Why I Call It “The Enemy Within”
Because if you are not deliberate…
It will run your life on autopilot.
The R.A.S. prioritizes what it believes is important.
And how does it decide what’s important?
Repetition.
Emotion.
Attention.
If you constantly focus on threat, it highlights threat.
If you constantly rehearse lack, it highlights lack.
If you repeatedly complain about bad drivers, suddenly the roads are full of them.
It is not creating reality.
It is filtering it.
And what you filter becomes your lived experience.
The Real Power
The R.A.S. is not evil.
It is efficient.
But it does not question your programming.
It assumes:
“What you repeatedly attend to must matter.”
So it gives you more of it.
More evidence.
More examples.
More reinforcement.
If you want to change your experience of life, you must retrain the gatekeeper.
Not through affirmations shouted at the mirror.
Through consistent, deliberate attention.
Next, we’ll break down exactly how to reprogram it — and why search engines, goals, and even simple questions you ask yourself can quietly reshape your entire experience.
The “enemy” is not your brain.
It’s unmanaged filtering.
And once you understand that…
You stop being filtered.
You start selecting.

Stop Choosing Sides
Like Oprah, many people unconsciously pick a side.
“I’m left-brained.”
“I’m right-brained.”
“I’m practical.”
“I’m intuitive.”
“I’m data.”
“I’m spiritual.”
We’re raised to believe we must choose.
Creative or pragmatic.
Artist or accountant.
Scientist or mystic.
Woo-woo or sensible.
Parents subtly frame it:
“Do you want to be a starving artist… or employable?”

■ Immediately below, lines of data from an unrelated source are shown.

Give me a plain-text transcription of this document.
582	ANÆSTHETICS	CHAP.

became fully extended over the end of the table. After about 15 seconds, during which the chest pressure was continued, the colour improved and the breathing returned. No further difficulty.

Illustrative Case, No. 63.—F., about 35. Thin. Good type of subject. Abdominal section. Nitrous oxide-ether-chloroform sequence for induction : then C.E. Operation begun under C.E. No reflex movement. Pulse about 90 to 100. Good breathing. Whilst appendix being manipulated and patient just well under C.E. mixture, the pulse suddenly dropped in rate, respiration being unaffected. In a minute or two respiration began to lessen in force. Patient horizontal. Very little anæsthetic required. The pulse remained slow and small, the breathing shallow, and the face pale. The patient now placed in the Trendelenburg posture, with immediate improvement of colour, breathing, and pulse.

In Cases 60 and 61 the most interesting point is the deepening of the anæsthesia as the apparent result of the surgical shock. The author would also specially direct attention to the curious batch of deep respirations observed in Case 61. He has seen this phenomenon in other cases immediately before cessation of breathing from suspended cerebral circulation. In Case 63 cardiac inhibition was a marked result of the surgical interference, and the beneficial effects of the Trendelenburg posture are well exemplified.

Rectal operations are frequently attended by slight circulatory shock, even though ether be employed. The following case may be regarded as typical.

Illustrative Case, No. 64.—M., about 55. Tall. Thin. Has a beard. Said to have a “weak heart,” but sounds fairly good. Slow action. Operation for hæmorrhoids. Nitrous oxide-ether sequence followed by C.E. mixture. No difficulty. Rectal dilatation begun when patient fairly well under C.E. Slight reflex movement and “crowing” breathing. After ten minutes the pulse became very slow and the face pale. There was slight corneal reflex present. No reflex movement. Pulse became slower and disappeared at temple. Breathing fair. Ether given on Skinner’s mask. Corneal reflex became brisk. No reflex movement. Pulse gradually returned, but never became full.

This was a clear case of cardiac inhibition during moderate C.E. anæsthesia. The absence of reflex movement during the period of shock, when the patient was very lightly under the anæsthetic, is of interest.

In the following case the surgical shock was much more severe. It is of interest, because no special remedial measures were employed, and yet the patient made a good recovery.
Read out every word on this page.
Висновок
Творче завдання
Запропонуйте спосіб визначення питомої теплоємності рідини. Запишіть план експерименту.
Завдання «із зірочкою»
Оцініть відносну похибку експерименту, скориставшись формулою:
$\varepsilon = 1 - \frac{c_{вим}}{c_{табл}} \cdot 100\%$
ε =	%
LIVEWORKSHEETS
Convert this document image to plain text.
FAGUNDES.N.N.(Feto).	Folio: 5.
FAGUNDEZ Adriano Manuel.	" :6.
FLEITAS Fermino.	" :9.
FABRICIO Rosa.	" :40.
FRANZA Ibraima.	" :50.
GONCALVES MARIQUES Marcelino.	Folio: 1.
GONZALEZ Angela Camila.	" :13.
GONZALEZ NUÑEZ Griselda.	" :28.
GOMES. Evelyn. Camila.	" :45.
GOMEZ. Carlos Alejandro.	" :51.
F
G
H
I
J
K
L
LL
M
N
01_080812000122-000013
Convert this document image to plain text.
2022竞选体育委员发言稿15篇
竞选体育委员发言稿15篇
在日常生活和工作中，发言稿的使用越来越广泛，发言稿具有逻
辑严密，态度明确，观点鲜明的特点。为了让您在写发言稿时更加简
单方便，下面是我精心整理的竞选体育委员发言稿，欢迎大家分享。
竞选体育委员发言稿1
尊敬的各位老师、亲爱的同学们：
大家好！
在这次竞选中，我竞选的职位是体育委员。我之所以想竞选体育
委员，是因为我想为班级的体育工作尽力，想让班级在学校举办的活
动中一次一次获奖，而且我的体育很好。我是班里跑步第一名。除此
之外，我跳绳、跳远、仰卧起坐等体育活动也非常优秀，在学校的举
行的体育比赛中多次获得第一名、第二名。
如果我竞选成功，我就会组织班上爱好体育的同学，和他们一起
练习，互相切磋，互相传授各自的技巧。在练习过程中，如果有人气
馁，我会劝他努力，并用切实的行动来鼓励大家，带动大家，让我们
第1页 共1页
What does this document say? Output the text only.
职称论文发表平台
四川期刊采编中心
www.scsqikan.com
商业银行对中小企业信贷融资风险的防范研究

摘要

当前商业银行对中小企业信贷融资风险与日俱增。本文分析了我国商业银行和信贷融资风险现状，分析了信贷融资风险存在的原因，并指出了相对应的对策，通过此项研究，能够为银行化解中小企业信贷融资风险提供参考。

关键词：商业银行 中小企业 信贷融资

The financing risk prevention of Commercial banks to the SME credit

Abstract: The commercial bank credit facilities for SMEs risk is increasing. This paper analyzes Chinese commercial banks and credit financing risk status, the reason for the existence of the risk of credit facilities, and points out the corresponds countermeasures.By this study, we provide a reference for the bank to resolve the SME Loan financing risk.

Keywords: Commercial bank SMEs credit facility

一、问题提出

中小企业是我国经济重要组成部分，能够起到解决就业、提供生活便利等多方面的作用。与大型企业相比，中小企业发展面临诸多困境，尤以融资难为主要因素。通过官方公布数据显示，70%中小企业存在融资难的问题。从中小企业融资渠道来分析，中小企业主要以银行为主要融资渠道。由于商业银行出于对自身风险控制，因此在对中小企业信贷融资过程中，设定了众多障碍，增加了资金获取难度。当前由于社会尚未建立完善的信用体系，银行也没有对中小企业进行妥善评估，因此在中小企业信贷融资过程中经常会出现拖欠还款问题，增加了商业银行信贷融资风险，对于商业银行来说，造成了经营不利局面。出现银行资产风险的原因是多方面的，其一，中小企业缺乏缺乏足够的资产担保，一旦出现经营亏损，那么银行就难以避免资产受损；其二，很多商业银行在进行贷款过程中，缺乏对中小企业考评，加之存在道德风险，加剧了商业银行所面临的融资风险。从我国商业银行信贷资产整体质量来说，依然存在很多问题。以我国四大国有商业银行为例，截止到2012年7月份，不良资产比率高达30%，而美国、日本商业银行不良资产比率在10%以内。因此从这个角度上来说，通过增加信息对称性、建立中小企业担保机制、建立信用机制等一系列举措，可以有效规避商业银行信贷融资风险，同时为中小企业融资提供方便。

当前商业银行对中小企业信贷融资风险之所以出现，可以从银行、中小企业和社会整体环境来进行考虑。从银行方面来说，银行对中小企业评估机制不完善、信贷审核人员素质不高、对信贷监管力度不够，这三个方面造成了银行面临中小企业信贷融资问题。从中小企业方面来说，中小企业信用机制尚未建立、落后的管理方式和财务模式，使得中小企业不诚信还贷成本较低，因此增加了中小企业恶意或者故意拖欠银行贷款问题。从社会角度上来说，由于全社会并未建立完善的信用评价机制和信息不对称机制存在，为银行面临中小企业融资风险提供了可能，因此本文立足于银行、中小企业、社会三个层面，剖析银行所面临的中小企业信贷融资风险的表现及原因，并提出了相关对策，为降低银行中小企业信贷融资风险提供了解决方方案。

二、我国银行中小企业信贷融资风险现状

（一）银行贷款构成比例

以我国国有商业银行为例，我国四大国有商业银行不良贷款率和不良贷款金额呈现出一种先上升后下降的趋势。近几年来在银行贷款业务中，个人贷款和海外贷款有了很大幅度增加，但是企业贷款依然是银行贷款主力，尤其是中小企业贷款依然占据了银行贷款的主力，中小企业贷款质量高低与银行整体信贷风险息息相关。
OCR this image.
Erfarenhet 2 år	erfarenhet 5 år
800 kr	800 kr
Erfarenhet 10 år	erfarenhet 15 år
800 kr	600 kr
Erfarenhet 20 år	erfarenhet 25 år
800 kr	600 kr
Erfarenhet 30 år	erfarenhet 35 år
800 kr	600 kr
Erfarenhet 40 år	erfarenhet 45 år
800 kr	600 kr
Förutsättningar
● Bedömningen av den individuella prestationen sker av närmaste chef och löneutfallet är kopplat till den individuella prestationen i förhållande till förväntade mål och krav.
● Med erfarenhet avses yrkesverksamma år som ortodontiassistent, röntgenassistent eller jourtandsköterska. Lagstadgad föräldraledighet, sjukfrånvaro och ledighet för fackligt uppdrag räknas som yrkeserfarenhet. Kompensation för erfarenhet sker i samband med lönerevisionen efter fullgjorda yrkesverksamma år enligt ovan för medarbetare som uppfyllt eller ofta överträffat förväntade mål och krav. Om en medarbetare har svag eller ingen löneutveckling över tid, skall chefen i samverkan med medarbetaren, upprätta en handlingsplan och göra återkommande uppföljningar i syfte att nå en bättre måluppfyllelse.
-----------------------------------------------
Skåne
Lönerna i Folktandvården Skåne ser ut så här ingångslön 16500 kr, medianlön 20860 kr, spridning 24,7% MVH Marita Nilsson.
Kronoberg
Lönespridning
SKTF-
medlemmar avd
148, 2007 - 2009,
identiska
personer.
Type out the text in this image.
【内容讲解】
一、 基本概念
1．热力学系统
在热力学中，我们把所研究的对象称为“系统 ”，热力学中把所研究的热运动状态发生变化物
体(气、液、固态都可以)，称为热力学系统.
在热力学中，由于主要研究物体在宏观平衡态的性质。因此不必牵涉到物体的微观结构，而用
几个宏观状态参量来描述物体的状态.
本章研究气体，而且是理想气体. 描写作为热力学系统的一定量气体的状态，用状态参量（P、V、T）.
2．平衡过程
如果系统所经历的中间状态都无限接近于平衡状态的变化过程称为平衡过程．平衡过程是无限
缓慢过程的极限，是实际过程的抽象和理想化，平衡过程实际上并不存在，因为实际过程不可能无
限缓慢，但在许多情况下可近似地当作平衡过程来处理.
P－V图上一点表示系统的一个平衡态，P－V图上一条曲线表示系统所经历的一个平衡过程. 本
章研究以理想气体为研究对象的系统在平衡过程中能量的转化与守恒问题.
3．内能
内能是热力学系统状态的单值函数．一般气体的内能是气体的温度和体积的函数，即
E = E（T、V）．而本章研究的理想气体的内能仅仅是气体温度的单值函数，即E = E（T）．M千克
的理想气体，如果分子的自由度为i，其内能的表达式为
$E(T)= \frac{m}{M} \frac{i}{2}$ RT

So we split ourselves early.
We divide the scientific from the spiritual.
Logic from imagination.
Structure from inspiration.
But the brain doesn’t work that way.
The Research Reality
There is no solid scientific evidence that creativity “lives” in the right hemisphere while logic “lives” in the left.
Both hemispheres are active in creative tasks.
Both hemispheres are active in analytical tasks.
Complex thinking recruits distributed networks across the entire brain.
To label yourself as “left-brained” or “right-brained” is like claiming you are a “left-lung person.”
It’s incomplete.
And limiting.
Integration Is Power
When we view the brain as a whole — and connect it to the heart and gut in the Torso-Wand model — something changes.
Creativity stops competing with logic.
Intuition stops fighting analysis.
Pragmatism stops mocking imagination.
Instead, they collaborate.
Your analytical mind refines your creative ideas.
Your intuition flags subtle risks your spreadsheets miss.
Your emotional intelligence guides timing.
Your logic structures execution.
That’s power.
Division Weakens
When you divide yourself internally, performance suffers.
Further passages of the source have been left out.